遊園地をでて、駅に着いた。
数分後に到着した電車は、来るときと同様に空いていた。発車して少し経つと陽茉は寝てしまった。そのタイミングで百合さんが話しかけてきた。
「ひまちゃん、今日は楽しかったみたいですね。」
「ええ、そうですね。私もあまり見たことない顔をしてましたよ。遊んでいただき、ありがとうございました。」
「いえいえ、私も楽しかったですし。ひまちゃん、かわいいですし!」
「普段は女性と遊ぶ機会がないので、私に甘えるのとは違う感じ、わがままな一面を見れました。でも、ご迷惑ではないかと不安でしたよ・・・。」
「全然大丈夫でしたよ。でも、奥様がいらっしゃらないとそうですよね・・・。

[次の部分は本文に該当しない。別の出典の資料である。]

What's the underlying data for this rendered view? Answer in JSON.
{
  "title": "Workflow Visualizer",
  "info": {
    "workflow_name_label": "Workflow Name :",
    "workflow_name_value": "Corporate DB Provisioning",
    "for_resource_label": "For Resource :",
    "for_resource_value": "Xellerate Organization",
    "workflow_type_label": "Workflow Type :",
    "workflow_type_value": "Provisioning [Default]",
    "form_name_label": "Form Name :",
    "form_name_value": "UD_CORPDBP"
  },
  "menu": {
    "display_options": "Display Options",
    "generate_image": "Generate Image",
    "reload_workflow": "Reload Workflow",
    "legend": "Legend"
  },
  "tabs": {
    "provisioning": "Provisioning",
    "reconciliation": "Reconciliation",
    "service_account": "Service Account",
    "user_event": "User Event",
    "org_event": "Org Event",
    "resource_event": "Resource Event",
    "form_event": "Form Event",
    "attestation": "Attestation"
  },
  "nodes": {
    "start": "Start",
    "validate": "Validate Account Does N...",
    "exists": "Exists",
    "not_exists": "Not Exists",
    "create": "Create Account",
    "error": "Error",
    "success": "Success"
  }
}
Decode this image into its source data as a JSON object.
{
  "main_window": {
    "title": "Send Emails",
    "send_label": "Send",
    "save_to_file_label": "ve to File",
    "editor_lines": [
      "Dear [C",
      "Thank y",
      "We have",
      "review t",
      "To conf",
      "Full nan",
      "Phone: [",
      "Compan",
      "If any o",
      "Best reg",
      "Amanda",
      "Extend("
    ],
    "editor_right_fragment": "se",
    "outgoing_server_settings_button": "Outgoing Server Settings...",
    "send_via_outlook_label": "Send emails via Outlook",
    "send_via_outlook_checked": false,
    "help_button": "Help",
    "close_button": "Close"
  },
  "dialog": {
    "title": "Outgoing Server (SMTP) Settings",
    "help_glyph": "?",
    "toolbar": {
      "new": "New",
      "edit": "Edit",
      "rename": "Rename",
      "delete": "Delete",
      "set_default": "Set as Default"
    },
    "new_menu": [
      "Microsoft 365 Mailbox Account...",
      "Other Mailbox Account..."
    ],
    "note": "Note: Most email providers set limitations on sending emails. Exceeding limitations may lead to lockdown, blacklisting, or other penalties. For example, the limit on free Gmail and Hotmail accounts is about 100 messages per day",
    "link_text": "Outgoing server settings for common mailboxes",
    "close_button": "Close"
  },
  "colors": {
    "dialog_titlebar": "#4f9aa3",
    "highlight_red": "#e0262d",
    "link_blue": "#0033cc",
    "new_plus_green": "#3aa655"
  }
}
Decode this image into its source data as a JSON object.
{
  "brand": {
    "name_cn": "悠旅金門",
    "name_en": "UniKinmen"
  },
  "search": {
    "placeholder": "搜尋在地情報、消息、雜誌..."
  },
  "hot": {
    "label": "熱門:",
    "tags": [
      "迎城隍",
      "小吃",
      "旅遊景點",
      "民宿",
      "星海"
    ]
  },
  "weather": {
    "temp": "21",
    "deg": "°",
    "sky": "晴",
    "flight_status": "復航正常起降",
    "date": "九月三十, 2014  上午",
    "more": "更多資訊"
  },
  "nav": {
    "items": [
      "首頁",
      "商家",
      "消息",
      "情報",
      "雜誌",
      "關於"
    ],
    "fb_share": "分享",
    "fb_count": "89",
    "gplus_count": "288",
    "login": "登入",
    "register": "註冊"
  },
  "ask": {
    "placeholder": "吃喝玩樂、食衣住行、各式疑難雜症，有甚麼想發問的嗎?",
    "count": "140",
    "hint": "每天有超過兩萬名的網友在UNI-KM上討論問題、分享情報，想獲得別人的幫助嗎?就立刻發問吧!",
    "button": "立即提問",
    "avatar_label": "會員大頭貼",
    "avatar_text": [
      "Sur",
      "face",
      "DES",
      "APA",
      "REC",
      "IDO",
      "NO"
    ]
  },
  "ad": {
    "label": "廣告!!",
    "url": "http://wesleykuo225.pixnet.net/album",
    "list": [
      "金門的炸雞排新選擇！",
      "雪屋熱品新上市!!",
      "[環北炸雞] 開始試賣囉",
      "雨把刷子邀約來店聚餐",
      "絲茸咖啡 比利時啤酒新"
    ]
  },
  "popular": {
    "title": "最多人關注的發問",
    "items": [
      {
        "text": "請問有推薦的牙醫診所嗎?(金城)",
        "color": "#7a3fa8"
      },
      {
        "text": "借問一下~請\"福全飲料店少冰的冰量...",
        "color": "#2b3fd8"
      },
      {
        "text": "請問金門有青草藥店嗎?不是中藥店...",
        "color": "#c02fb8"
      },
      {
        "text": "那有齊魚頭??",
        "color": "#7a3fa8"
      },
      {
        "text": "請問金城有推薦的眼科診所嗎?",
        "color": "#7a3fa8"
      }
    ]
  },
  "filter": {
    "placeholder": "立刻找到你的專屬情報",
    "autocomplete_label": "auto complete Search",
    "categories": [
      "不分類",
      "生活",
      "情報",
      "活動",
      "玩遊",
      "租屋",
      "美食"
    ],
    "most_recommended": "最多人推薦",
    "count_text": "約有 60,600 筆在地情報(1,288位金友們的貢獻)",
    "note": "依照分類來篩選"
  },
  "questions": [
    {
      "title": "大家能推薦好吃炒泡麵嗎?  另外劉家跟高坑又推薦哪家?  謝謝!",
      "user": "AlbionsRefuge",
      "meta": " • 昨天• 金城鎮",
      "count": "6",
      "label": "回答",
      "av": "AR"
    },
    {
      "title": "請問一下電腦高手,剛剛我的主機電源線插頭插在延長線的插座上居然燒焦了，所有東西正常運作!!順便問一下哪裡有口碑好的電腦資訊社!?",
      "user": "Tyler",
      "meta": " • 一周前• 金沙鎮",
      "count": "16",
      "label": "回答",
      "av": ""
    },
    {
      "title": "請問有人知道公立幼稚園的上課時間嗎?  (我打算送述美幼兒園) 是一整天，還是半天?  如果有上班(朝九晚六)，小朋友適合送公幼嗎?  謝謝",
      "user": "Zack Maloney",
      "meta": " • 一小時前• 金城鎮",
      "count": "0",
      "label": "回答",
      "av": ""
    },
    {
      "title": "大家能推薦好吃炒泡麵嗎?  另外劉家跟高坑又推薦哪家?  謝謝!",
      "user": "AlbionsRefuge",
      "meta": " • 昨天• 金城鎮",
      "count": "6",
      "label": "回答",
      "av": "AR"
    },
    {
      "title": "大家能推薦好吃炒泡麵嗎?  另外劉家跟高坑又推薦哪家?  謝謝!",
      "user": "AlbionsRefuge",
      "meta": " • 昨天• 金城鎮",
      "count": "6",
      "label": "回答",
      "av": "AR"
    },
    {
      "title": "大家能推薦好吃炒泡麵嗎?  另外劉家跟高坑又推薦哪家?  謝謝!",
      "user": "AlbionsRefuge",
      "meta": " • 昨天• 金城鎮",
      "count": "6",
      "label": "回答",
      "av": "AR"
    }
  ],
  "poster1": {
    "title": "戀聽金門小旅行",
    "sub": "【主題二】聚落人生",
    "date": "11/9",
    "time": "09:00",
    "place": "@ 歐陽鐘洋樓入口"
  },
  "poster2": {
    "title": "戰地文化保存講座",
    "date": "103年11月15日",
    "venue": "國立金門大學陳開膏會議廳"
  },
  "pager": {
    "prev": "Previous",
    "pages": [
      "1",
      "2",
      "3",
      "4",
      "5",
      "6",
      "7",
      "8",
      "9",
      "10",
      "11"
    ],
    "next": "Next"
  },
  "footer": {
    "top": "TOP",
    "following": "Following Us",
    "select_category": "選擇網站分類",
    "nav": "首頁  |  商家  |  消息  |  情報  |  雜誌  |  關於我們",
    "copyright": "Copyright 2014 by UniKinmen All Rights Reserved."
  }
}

以前に奥様と三人で遊んだり、もしくはこれからする予定はないんですか?」
「・・・妻は陽茉が生まれた時に亡くなったんです。だから、以前もこれからもないんです。」
「あー、なるほど。そういったご事情でしたか・・・。」
「母親は必要かなと思いますが、特に予定はありませんし・・・。ご迷惑でなければ、また陽茉と遊んでいただけるとありがたいです。あ、お母さんになってほしいとかじゃないですよ?!」
「ふふ。ひまちゃんと約束しましたし、大丈夫ですよ。」